Юрий Нагибин - На тетеревов
— Ну, а чего не едем? — спросил я Горина.
Он покуривал на скамеечке возле дома, напротив примостился на деревянной колоде Муханов, рядом, на корточках, Пешкин. Вид у них был томящийся.
— Поедем, скоро поедем… — успокоительно произнес Горин.
— Что же нас держит?
Горин нахмурил густые брови и кивнул головой куда-то вправо. Я увидел лежащего на спине под копной сена Толмачева. Глаза его были закрыты, но, похоже, он не спал. Рядом Валет ожесточенно выгрызал из лапы репей или клеща.
Егерь Кретов принес из сарая связку когтистых птичьих лап. Это были лепи ястреба-тетеревятника. Я взял лапу и провел ею по тыльной стороне кисти, — даже при этом легком прикосновении острейшие когти вспороли кожу. Трудно было представить себе более совершенное и страшное орудие убийства, чем эта четырехпалая лапа, с мощной, в дециметр, плюсной, покрытой твердыми щитками, — она и мертвая застыла в хватательном движении.
Горин пересчитал лапы и сунул в ягдташ.
— Тебе сколько до нормы осталось? — спросил он Кретова.
— По воронам выполнил, а по ястребам самую малость не дотянул.
— Поднажми, к празднику получишь деньги.
Подошел Матвеич и поинтересовался, чего мы канителимся. Горин снова многозначительно кивнул вправо.
— Семеро одного не ждут, — сказал Матвеич. — Тогда я без вас поеду.
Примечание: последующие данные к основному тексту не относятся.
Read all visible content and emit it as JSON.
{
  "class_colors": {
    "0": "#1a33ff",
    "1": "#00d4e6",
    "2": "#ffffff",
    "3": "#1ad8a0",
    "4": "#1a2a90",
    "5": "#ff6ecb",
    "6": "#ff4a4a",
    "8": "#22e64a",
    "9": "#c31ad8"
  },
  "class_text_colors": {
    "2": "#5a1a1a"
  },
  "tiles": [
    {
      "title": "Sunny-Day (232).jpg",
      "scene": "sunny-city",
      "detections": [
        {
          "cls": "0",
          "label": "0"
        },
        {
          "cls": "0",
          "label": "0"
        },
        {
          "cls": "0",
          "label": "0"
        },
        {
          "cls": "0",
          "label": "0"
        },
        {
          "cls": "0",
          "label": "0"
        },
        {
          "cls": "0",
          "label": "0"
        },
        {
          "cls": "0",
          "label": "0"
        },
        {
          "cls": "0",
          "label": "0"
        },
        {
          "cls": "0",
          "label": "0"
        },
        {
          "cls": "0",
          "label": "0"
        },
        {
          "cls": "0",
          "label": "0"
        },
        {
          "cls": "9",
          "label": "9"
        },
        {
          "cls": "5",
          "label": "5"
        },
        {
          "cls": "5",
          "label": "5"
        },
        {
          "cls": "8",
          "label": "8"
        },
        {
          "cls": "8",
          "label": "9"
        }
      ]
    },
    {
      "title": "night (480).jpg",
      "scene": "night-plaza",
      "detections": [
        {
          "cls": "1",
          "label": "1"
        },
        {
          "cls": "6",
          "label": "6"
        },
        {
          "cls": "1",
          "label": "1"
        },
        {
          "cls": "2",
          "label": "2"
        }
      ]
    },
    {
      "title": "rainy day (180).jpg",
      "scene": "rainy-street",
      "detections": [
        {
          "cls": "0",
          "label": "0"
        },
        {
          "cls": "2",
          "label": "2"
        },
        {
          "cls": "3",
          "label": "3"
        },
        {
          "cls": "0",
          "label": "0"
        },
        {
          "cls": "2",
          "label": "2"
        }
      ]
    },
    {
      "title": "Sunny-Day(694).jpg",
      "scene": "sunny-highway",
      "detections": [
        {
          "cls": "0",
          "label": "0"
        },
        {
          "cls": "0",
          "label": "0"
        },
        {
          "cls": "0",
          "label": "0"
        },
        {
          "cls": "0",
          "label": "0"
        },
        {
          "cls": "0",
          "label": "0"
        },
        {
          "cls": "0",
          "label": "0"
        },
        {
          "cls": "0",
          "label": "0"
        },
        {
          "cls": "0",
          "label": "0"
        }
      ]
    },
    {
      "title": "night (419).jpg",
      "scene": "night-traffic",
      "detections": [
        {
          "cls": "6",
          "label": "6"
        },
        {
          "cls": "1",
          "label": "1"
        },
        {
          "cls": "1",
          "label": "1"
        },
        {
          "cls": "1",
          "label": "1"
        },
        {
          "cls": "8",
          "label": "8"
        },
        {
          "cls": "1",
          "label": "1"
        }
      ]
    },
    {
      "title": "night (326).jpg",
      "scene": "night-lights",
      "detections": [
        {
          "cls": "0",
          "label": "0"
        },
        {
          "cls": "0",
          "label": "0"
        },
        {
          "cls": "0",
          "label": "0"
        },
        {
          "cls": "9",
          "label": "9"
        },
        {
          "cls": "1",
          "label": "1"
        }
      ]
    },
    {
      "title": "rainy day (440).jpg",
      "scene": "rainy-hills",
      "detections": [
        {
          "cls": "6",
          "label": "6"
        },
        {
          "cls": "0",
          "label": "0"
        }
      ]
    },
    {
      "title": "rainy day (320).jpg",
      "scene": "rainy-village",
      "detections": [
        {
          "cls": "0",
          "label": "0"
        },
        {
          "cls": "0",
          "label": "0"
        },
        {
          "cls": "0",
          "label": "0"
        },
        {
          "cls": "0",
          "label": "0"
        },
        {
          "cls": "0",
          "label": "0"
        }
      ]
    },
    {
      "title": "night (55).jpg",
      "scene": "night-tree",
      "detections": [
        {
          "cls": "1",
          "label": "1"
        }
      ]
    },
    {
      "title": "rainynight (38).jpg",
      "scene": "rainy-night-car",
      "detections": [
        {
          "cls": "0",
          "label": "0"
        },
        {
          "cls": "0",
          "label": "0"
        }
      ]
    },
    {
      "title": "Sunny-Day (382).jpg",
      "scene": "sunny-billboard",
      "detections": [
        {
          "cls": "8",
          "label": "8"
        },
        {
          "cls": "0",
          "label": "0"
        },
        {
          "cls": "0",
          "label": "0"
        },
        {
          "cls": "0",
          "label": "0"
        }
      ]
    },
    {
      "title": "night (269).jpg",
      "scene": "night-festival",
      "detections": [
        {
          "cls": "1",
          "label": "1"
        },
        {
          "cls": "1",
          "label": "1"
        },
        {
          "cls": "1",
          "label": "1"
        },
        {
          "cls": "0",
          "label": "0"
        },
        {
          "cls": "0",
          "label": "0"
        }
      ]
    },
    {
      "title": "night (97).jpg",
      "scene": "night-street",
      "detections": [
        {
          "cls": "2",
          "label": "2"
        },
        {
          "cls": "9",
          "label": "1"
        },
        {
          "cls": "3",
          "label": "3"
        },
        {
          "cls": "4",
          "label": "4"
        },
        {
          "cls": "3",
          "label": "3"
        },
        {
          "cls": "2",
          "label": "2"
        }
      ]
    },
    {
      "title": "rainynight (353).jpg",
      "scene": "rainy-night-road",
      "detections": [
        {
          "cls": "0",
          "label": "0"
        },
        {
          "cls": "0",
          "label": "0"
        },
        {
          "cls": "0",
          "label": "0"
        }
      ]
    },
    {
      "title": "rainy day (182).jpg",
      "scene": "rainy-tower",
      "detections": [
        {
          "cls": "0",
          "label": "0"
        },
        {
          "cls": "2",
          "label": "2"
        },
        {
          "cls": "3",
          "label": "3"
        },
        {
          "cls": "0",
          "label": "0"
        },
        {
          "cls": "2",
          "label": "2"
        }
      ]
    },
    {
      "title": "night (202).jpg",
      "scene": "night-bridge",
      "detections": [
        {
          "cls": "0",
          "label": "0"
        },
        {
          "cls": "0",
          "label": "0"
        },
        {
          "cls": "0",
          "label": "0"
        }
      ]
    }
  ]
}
— Еще чего, мы же возьмем ваш челнок на буксир!
— А кто его знает, сколько он тут прохлаждаться будет! Я на весле скорей доберусь.
— Сразу видать, набожный человек, — укоризненно сказал Горин, — чуткости вам явно недостает.
— Может, у меня ее больше, чем надо, — мрачно проговорил Матвеич.
Толмачев провел рукой по глазам, медленно поднялся, отряхнул одежду и подошел к нам.
— Какие будут распоряжения? — улыбаясь, спросил он Горина.
— Никаких, мы вас ждали. Возвращаемся на базу.
— Валет! — крикнул Толмачев. — Сюда!
Среди дня стало припекать. Мы скинули куртки, комбинезоны, шерстяные фуфайки и наслаждались последним солнечным теплом. Торопиться было некуда; выключив мотора, мы двигались по течению. Наступили часы бесклевья; рыбаки, прибрав удочки, сидели вокруг костров. Над берегами струился дым, пахло подогретыми мясными консервами и остро приправленной ухой.
Когда вдали показалось Конюшково, облака и вода зарозовели от заходящего солнца, лесное окружье простора почернело. Ничто не предвещало дождя, все приметы указывали на ясную, ветреную погоду.
С каждой минутой небо на западе раскалялось все жарче, по блистающей воде простерлись широкие багровые, изумрудные и желтые полосы, края облаков словно кровоточили. И вдруг все как-то странно, непонятно смазалось. Незримая ни очертаниями, ни тканью своей пелена наползла на край неба, где разгорался золотой, огнистый праздник, притушила солнце, обесцветила облака, превратив их в тусклое, неопрятное месиво, убрала с воды яркие полосы; сухой, чистый, нежно горчащий воздух наполнился испарениями, запахло водорослями, а уж не листвой, и сразу грустно поверилось, что зарядят дожди.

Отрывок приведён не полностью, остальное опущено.